Ces travaux, subsidiés par la Fondation Médicale Reine Élisabeth, et dont E. P. Joslin a souligné l'importance, mettent en évidence le rôle du diabète latent dans l'apparition des embryopathies. Elles valent à J.P. Hoet non seulement des honneurs nationaux (membre correspondant de l'Académie de Médecine depuis 1938, il en est élu membre titulaire en 1957), mais une véritable célébrité internationale. Docteur honoris causa de l'Université de Toronto en 1964, il reçoit la même année la «Banting Medal », la plus haute récompense de l'American Diabetes Association. En avril 1965, il est élu premier Président de l'Association Européenne pour l'Étude du Diabète. Il est invité à présenter ses travaux aux universités d'Hambourg, Londres, Oxford, Edimbourg, Münster, Munich, Berlin, Zurich, Paris, Milan et Rome.

Malgré une santé devenue fragile, il n'hésite pas à répondre en 1965 à l'invitation du Collège Royal des médecins et chirurgiens du Canada et à accepter un Professorat R. S. Mc Laughlin Edward Gallic. Il succède ainsi à Sir Charles S. W. Illingworth de Glasgow, à Sir Georges Pickering d'Oxford, au Professeur R. Kourilski de Paris, au Professeur Lance Townsend de Melbourne et au docteur Johannes Mortens de Copenhague. Durant deux mois, il donne surtout son enseignement à l'Université de Toronto et à celle de Montréal ainsi qu'au Best Institute à Toronto. Mais les facultés du Nouveau Brunswick, de LavaI, de McGilI et Winnipeg veulent également profiter de sa présence au Canada.

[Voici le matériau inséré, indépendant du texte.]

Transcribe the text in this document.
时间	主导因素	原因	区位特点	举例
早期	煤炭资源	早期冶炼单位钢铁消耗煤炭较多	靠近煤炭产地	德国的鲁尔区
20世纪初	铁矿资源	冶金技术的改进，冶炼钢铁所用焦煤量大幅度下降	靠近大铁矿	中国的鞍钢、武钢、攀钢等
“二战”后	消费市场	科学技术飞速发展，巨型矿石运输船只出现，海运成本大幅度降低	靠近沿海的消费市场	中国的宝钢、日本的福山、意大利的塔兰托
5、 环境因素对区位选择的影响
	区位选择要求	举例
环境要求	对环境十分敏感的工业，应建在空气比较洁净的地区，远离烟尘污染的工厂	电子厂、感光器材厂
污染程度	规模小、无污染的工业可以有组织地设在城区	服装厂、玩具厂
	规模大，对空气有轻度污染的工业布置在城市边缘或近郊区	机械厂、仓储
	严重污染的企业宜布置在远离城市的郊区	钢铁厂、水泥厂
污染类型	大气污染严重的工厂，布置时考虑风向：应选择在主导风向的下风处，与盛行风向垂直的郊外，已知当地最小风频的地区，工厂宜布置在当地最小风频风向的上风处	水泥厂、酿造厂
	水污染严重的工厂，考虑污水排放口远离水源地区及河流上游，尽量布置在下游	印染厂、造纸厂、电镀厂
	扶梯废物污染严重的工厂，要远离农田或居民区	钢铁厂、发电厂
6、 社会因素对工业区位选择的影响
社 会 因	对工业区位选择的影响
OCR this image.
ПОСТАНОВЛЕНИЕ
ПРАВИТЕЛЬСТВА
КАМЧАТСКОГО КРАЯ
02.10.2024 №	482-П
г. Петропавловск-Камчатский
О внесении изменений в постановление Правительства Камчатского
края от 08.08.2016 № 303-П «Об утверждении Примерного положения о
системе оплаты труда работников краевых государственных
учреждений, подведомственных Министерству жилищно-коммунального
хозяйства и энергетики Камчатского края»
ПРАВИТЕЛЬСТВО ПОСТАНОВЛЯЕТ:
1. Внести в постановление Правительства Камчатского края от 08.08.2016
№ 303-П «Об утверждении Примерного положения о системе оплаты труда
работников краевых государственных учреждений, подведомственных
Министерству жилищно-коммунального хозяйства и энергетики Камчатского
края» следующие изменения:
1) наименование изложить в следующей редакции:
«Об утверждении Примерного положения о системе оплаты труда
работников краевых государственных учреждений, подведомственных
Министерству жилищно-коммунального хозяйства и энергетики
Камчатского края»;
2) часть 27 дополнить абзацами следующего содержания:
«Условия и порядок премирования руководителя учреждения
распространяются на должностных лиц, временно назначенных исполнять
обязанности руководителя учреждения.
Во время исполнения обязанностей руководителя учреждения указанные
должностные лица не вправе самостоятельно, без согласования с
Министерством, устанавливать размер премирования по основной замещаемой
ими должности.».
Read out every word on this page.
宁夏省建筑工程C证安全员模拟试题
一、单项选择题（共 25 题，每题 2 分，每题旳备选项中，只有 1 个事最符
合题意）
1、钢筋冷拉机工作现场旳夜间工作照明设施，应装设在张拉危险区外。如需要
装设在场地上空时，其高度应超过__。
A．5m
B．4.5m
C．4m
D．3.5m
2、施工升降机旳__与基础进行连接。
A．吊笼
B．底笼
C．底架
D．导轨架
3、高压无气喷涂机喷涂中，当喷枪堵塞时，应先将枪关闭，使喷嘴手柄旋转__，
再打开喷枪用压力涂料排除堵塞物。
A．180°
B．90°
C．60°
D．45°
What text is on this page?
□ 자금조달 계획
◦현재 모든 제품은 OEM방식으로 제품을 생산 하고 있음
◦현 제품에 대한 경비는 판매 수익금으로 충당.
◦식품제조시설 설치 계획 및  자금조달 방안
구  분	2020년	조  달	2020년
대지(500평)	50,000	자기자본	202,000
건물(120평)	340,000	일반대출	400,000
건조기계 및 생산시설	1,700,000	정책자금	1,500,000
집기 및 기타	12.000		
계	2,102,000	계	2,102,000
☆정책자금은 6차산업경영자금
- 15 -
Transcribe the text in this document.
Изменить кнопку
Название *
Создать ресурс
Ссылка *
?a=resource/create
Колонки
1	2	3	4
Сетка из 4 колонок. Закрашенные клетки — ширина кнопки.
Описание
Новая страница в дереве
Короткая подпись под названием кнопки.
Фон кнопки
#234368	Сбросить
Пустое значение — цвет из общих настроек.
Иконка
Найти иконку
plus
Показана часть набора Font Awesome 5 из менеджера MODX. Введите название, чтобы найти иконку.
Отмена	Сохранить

L'Association Européenne pour l'étude du diabète, sous la présidence de F. G. Young de Cambridge, désirait lui rendre hommage, en se réunissant en juillet 1968 dans la cité universitaire où il avait oeuvré. Il devait être le Président d'honneur de ce Congrès. Il y aura ces jours-là un grand absent à Louvain et l'Association a décidé de l'honorer à ce moment à titre posthume.

Il y aura surtout un grand absent à notre Faculté de Médecine et à l'Hôpital St-Pierre qui doit tellement au Professeur J.P. Hoet. Nos étudiants savent-ils que c'est sous son impulsion que furent construits les pavillons qui ont permis toute l'activité de laboratoire au cours de ces quinze dernières années ? Se souvient-on également du temps qu'il a consacré à rendre possible la construction du nouvel Hôpital St-Pierre, qui sans lui n'aurait sans doute jamais été construit ?

C'est dans cet hôpital, qui avait vraiment été son oeuvre, que le Professeur Hoet a connu ses plus grandes joies professionnelles au cours de ces dernières années. Il aimait le contact humain et savait inspirer la confiance à ses malades, qui lui étaient très attachés. Il s'attardait longtemps auprès d'eux et ce n'est souvent que très tard qu'il quittait son service. Le 8 février, il était près de 9 heures du soir quand, apparemment en bonne santé, il prit congé pour la dernière fois de ses assistants, qui ne se doutaient pas que leur patron allait réellement mourir à la tâche.

Louvain Médical perd en lui un collaborateur et un ami. L'Association des Médecins Anciens Étudiants de l'Université de Louvain, dont il avait été longtemps le Secrétaire Général et la véritable cheville ouvrière, déplore la disparition d'un de ses Vice-Présidents. Ils prient Madame J. P. Hoet et ses enfants d'accepter leurs chrétiennes condoléances.

Pr F. LAVENNE,

Secrétaire Général de l'Association des Médecins Anciens Etudiants de l'Université de Louvain.